Club Meeting: 12 December 2018
Report by Murray Wilton
President (not for life) Ian Connelly was the last presenter for 2018. He chose a challenging and difficult subject, German ring-turning, about which very little is known. In fact, if you Google it you will get few hits unless you go to a German site (<www.reifentiere.de>) and have enough German language to interpret what you see. However, the associated YouTube videos are so shielded by the turner that it’s almost impossible to see what’s going on. Ian’s presentation was inspired by a German ring-turning inspired piece he won at auction at this year’s Symposium, a New Zealand fantail, turned and carved from a bowl round by expert Derek Weidman. With little to follow in the way of plans or instructions, Ian worked out the detail for himself.
Displaying his turning skills, Ian started with a 250 X 250 mm square of kahikatea, not even rounded with the bandsaw.
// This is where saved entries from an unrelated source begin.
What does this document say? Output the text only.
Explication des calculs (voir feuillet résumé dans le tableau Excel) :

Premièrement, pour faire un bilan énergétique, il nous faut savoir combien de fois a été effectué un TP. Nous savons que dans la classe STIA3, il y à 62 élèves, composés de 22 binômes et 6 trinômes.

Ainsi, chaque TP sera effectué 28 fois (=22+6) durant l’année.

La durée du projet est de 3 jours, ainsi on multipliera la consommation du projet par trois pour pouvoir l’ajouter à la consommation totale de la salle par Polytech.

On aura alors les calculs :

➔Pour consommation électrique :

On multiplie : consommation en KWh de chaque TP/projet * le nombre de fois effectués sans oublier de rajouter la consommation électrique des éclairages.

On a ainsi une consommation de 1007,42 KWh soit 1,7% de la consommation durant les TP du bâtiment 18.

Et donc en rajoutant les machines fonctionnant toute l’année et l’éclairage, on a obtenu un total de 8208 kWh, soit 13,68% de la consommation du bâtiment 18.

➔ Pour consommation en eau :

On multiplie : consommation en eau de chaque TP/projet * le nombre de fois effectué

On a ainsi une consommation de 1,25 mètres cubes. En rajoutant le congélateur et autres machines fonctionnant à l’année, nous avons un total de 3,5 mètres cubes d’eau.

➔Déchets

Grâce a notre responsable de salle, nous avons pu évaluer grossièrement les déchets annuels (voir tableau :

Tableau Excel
As he said, he could have cut the corners off, but intrepid and skilled turners don’t need to do that. Ian reminded novice turners to ensure the mounting screw is tight up against the flange and firmly and evenly snug against the chuck. If not it will be moved by centrifugal force and nothing will work after that.
Using a large bowl gouge (Ian showed us an even more massive tool but didn’t use that one) and running the lathe at 600 rpm, Ian transformed a perfect square to a round in minutes, rounding off the inner and outer edges to make the next steps safer. Next a wedge is removed from the round, using a band saw, and a profile of a kiwi is glued to one face. The extremities of the kiwi shape (feet, body curves, beak) are marked on the round and then turning from the face side with a bowl gouge begins. Frequent stops are needed to ensure that the shape is being correctly followed.
The completed kiwi is then cut out from the round and can be finished with the dremel or carving tools. Alternatively the kiwi can be left 2-dimensional and used as hangings on the Christmas tree or other ornamental possibilities. Multiple kiwi or other animals or shapes can be turned from one round.
Definitely something quite different and certainly a challenge.